K5.1.4 Task 5.1

The API Does Not Remember Your Conversation — You Must Send It Every Time

The Claude Messages API is stateless. Every request must include the complete conversation history — all previous user messages, assistant responses, and tool interactions. If you send only the latest message, Claude has zero access to prior context. The conversation starts fresh.

There is no session ID, no conversation ID, no server-side state, no automatic context retention.

The Common Failure

A chatbot works perfectly for turns 1 and 2. On turn 3, Claude responds as if no conversation happened: “I don’t have any search results to analyze” — despite a successful tool call in turn 2 that returned valid data.

The developer sent only the new user message in turn 3’s request. The tool_result from turn 2 was not included.
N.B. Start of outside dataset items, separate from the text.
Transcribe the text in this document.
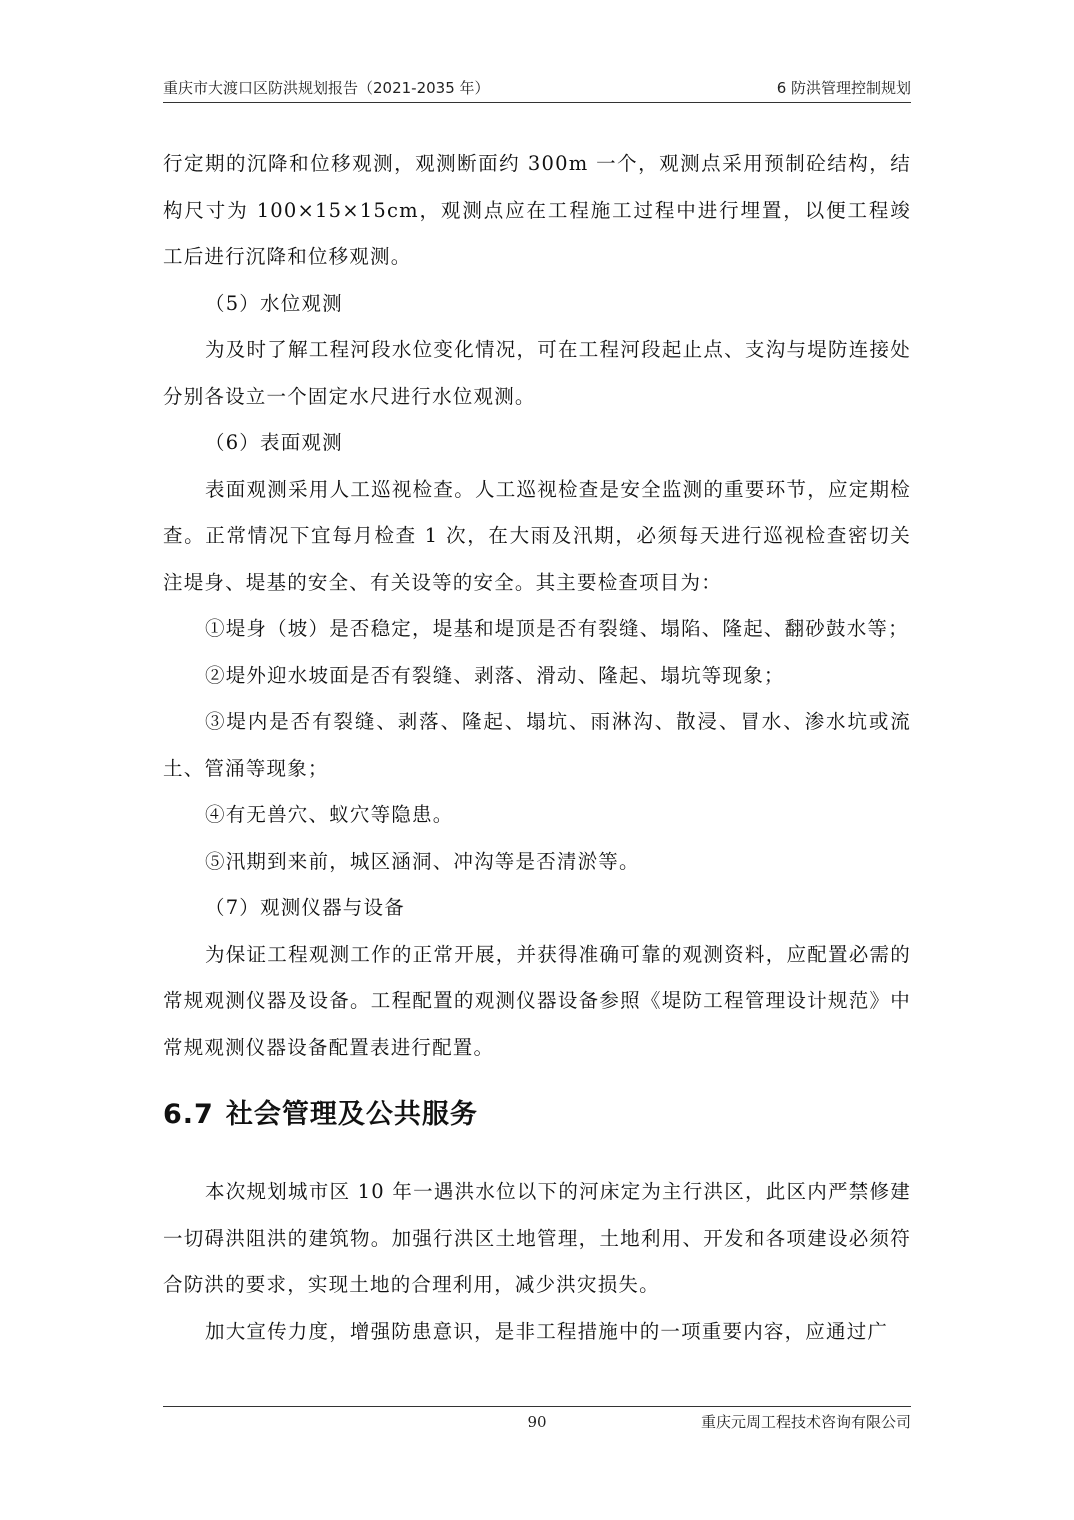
重庆市大渡口区防洪规划报告（2021-2035 年）	6 防洪管理控制规划

行定期的沉降和位移观测，观测断面约 300m 一个，观测点采用预制砼结构，结构尺寸为 100×15×15cm，观测点应在工程施工过程中进行埋置，以便工程竣工后进行沉降和位移观测。

（5）水位观测

为及时了解工程河段水位变化情况，可在工程河段起止点、支沟与堤防连接处分别各设立一个固定水尺进行水位观测。

（6）表面观测

表面观测采用人工巡视检查。人工巡视检查是安全监测的重要环节，应定期检查。正常情况下宜每月检查 1 次，在大雨及汛期，必须每天进行巡视检查密切关注堤身、堤基的安全、有关设等的安全。其主要检查项目为：

①堤身（坡）是否稳定，堤基和堤顶是否有裂缝、塌陷、隆起、翻砂鼓水等；

②堤外迎水坡面是否有裂缝、剥落、滑动、隆起、塌坑等现象；

③堤内是否有裂缝、剥落、隆起、塌坑、雨淋沟、散浸、冒水、渗水坑或流土、管涌等现象；

④有无兽穴、蚁穴等隐患。

⑤汛期到来前，城区涵洞、冲沟等是否清淤等。

（7）观测仪器与设备

为保证工程观测工作的正常开展，并获得准确可靠的观测资料，应配置必需的常规观测仪器及设备。工程配置的观测仪器设备参照《堤防工程管理设计规范》中常规观测仪器设备配置表进行配置。

6.7 社会管理及公共服务

本次规划城市区 10 年一遇洪水位以下的河床定为主行洪区，此区内严禁修建一切碍洪阻洪的建筑物。加强行洪区土地管理，土地利用、开发和各项建设必须符合防洪的要求，实现土地的合理利用，减少洪灾损失。

加大宣传力度，增强防患意识，是非工程措施中的一项重要内容，应通过广

90	重庆元周工程技术咨询有限公司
Claude literally does not know the search happened.

What Must Be in Every Request

The complete message sequence:

  1. All user messages
  2. All assistant responses (including tool_use blocks)
  3. All tool_result messages
  4. The current new user message

Missing any piece — especially tool_result messages — breaks the conversation. The assistant’s tool_use request and its corresponding tool_result must both be present for Claude to know what the tool returned.

The Data

History managementCustomer satisfactionContext-loss complaints
Complete history every request95%2%
Intermittently truncated history52%41%

A 43-point satisfaction gap from a serialization bug that intermittently dropped messages from the array. Same model, same prompt, same topics — the only variable was whether the full history was included.

Cross-Session Continuity

Customer leaves a chat, returns hours later expecting context preserved. The API remembers nothing between requests — let alone between sessions.

The solution: store the complete message array in a database, keyed by customer/conversation ID. When the customer returns, load the full history and include it in the next request. Claude sees a seamless conversation.

Managing Very Long Conversations

For 50+ turn conversations, sending the full history every request becomes expensive. The adaptive strategy:

  • Normal conversations (≤20 turns): Send complete history every request
  • Long conversations (50+ turns): Use a Case Facts block (preserving critical values) plus recent messages. The Case Facts persist essential context while trimming old narrative turns.

This is where K5.1.1 (structured case facts) connects: the persistence mechanism that preserves precision during summarization also serves as the compact representation for long conversations in the stateless API.

Things That Do Not Exist

  • Conversation ID parameter — No such feature. The API has no reference mechanism for prior requests.
  • Server-side session state — No conversation is stored server-side. Each request is independent.
  • Automatic context retention — Not for 24 hours, not for any duration. Zero server-side persistence.
  • Cache reference tokens — The API cannot retrieve state from external caches.
  • Turn limits on server state — No server state exists to have limits on.

Debugging Intermittent Context Loss

If some turns maintain context while others lose it, the issue is in the client-side history management. The first diagnostic step: log the complete messages array being sent with each request. Compare working turns against broken turns. The broken ones will have incomplete or truncated history — likely a race condition or serialization bug.

System prompt instructions cannot compensate for missing history. If previous messages are not in the request, no instruction can make Claude reference information it does not have.


One-liner: The Claude API is stateless — every request needs the complete message history (all turns, all tool results) because nothing is remembered server-side, and a serialization bug that drops history causes a 43-point satisfaction collapse.